8 novembre 2018 Cédric de Solenvie

Nourrir les sols pour nourrir les hommes

Dans cette tribune, les deux auteurs invitent à se réconcilier avec le vivant et développer une approche globale de l’alimentation, qui intègre tous les enjeux comme toutes les parties prenantes.

Arnaud Daguin participera vendredi 9 novembre, au Forum Libération «A table citoyens !», une soirée de débats sur l’alimentation en région Occitanie. Inscrivez-vous ici.

Nous voulons, semble-t-il, tous la même chose: durer sur cette planète. Et il semble de plus en plus évident que le choix de notre modèle alimentaire et agricole conditionnera notre capacité à fonder une société régénératrice, donc durable. Le principal levier ? Nous réconcilier avec le vivant.

L’agroécologie, cette nouvelle alliance avec le vivant

Tout part du sol. Nos sols agricoles sont les garants de notre survie en tant qu’espèce. C’est de leur capacité à stocker et filtrer l’eau, capter le CO2 et réguler le climat, produire de la biodiversité que dépend notre résilience à tous. Cette biodiversité du sol est le moteur de la fertilité, et le carbone est son carburant premier. Elle permet une production massive et permanente de biomasse, nécessaire pour nourrir à la fois le sol, les bêtes, les hommes. Abondante et dense en nutriments, cette biomasse offre des bénéfices nutritionnels considérables et de surcroît permet de produire de l’énergie, des biomatériaux, des bioactifs…Se réconcilier avec le vivant, c’est comprendre en toute humilité son fonctionnement et engager cette spirale symbiotique et vertueuse qui fait émerger une agriculture productive et résiliente et donc prospère et optimiste. Merci à tous les pionniers, visionnaires, avant-gardistes qui, le dos criblé de flèches, ont ouvert la voie de l’agroécologie. Grace à eux, un formidable espoir est permis.

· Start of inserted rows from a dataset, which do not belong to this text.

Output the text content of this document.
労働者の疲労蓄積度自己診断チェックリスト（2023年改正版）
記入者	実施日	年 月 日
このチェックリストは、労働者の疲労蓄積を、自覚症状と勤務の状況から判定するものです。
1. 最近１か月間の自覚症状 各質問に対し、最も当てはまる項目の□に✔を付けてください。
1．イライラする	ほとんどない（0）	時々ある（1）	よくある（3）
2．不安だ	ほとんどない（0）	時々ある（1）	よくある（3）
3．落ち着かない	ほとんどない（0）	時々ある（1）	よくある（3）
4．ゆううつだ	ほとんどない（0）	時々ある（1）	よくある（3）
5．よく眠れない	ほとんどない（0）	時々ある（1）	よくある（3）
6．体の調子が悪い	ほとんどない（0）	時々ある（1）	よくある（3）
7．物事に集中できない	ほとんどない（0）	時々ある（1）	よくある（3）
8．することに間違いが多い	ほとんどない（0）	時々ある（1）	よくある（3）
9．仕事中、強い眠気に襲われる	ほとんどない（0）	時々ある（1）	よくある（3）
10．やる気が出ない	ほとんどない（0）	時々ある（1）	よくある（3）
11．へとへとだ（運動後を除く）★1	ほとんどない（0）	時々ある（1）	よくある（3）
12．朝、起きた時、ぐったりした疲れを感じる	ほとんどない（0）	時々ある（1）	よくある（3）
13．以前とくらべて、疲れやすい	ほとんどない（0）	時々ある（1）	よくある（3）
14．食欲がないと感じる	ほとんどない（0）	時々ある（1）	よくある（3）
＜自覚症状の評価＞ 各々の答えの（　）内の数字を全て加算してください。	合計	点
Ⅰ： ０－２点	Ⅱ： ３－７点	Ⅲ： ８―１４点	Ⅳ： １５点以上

Favoriser une démarche globale, synchronisée et inclusive

Comment créer les conditions pour que l’agroécologie puisse changer d’échelle et devenir un nouveau standard ? Comme toute transformation, elle ne se décrète pas, elle se permet. L’heure est venue d’approcher notre alimentation de façon globale, et d’adresser tous les enjeux et toutes les filières de façon cohérente. Devant un rayon de supermarché, pourquoi devrions-nous choisir entre le bien-être animal, la rémunération du producteur, le respect de l’environnement ou notre santé ? Cette réconciliation avec le vivant basée sur les pratiques agroécologiques pourrait être ce fil conducteur qui permette la convergence sur un socle d’azimuts commun des multiples démarches qualité. Cette convergence est indispensable pour dénouer la défiance du consommateur. L’heure est venue de synchroniser différentes dynamiques de l’amont à l’aval. L’agronomie : consolidons les référentiels et développons les instruments qui permettront de mesurer les valeurs nutritionnelles, environnementales et économiques des produits issus de ces pratiques. Les filières : fédérons l’ensemble des acteurs de l’amont à l’aval afin de structurer des filières dédiées et faciliter l’accès au financement des agriculteurs en transition. La communication : acculturons le plus grand nombre aux enjeux des sols vivants et facilitons l’émergence d’un label agroécologique auprès du consommateur.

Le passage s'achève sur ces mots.